Speaker for the Dead by Orson Scott Card

Speaker for the Dead by Orson Scott Card: I consider this less the second book in a series or even a mere sequel than the second half of Ender Wiggin’s story. What began with his troubled childhood in the Battle School concludes on the planet of Lusitania, where the first intelligent alien species in 3000 years has been discovered. The Piggies, as they are affectionately called, are full of mysteries and questions, but they seem friendly enough. However, when two xenologists are found brutally slain by the Piggies, fear and suspicion begin to spread through the human colony. It’s another solid story about understanding alien societies, full of memorable and realistic characters. As an added bonus, most of the questions raised in Ender’s Game (how did the video game know about Peter, what happened to the Hive Queen etc.) are answered. Definitely an excellent book. I’m surprised people don’t praise the pair of novels as much as Ender’s Game alone, actually. I’m glad I read this. Highly recommended.
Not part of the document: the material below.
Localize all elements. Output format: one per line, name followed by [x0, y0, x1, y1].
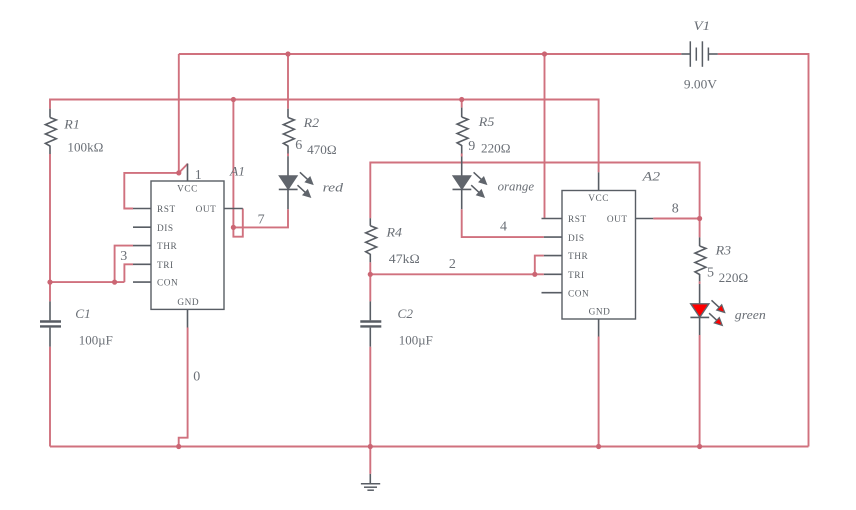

Ender’s Game by Orson Scott Card

Ender’s Game by Orson Scott Card: I first read this between fifteen and twenty years ago and remember really enjoying it then. This time was no different. Ender is a brilliant child soldier, drafted into Battle School at the age of six. He and his comrades are training to fight the Buggers, a hostile alien race who have invaded Earth twice already with terrible casualties. Though it sounds from this two-sentence description to be your standard military science fiction, it is something quite apart from those. This is not about the glories of war, but rather the troubles of a young child forced to grow up before he’s even reached puberty. It’s also the story of his two brilliant siblings, left on Earth to deal with their own troubles. Ender is extremely sympathetic; even when he was cruel I only pitied him. This is definitely one I will be reading again someday.